In the two days of trading since Canada's premier information technology company announced Mike Lazaridis and Jim Balsillie have stepped aside as co-CEOs, while remaining directors, RIM has lost about $1 billion in market value.

The stock (TSX:RIM) closed down about three per cent or 50 cents at $15.17 on the Toronto Stock Exchange on Tuesday on the heels of a near 10 per cent drop on Monday.

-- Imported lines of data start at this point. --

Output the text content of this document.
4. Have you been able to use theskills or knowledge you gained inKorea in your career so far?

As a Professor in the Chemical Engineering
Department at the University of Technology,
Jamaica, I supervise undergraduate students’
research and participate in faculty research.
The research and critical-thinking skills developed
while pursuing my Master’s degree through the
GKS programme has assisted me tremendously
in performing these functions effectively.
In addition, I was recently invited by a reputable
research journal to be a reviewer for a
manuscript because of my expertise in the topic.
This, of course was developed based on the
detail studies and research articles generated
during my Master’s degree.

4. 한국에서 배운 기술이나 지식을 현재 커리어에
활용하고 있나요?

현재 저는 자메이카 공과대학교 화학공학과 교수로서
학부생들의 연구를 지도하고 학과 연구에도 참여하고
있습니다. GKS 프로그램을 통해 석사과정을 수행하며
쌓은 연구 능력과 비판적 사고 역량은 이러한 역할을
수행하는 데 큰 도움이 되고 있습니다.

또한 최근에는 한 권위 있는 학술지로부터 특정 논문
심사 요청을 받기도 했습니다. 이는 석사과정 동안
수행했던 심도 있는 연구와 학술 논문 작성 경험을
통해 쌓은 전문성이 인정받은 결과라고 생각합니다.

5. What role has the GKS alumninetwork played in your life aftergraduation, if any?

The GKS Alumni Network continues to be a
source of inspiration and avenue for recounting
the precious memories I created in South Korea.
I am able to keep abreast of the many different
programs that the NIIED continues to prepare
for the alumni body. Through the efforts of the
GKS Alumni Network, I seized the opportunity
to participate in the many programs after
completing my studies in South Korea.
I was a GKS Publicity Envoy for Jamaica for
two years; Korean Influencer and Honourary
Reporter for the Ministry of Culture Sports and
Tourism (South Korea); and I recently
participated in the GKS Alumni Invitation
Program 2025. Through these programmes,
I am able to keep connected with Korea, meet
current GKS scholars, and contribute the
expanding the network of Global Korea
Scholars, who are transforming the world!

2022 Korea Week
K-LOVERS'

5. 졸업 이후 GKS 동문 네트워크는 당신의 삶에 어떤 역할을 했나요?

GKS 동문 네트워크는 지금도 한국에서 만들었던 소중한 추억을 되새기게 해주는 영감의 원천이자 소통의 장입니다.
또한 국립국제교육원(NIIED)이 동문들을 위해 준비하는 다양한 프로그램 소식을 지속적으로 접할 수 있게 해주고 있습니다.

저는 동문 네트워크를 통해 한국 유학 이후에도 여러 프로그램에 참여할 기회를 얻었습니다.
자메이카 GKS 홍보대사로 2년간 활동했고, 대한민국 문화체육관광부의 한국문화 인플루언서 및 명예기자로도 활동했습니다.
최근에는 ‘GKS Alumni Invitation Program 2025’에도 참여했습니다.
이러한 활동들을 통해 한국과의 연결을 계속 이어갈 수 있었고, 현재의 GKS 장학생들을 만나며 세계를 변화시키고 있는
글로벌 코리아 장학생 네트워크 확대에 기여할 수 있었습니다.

The shares closed at $17.24 on Friday.

Scotiabank analyst Gus Papageorgiou suggested there are ways for RIM to do better, including licensing its QNX operating system to other smartphone makers, but new CEO Thorsten Heins said Monday that wouldn't be a priority.

"We continue to believe this tactic could prove mutually beneficial to RIM and other handset ventures," Papageorgiou wrote in a note to clients.

"We do believe it could represent a significant strategic and financial advantage for the company."

RBC Capital Markets analyst Mike Abramsky noted that the changes were positive for the company, but didn't bring additional tech industry experience to RIM's board.

"It's unclear to what extent the new CEO will be able to materially impact the vision and direction of the company in light of the rapidly changing competitive conditions," Abramsky wrote in a note to clients.

"We remain concerned RIM's window is narrowing to pursue other strategic options should its plans prove less than successful."

RIM announced late Sunday that Heins, the company's chief operating officer, would replace Balsillie and Lazaridis as chief executive and Barbara Stymiest, a former CEO of the company that owns the Toronto Stock Exchange, would become chair of the RIM board.

Fairfax Financial chief executive Prem Watsa also joined the company's board.

Activist shareholder Vic Alboini, who has been pushing for changes at RIM for several months, said Monday the changes announced on the weekend didn't go far enough because they left Lazaridis and Balsillie with too much influence.

Alboini, president of Jaguar Financial Corp. in Toronto, repeated his call for a strategic review that would consider every option, including a sale of the company or part of it.

The adoption of RIM's new QNX-based BlackBerry 10 operating system has been delayed and fraught with difficulties in recent months, but Heins has said that his focus will be on improving the company's move to the new system this year.

Papageorgiou noted that RIM's QNX operating system is still seen as a key strategic asset.

"QNX also has significant history and presence in various industrial segments, such as automotive, and we expect RIM to leverage its ties in these adjacent markets to gain an advantage," Papageorgiou said.

RIM was once Canada's most valuable company, worth more than $70 billion, but has a stock market value of around $8 billion.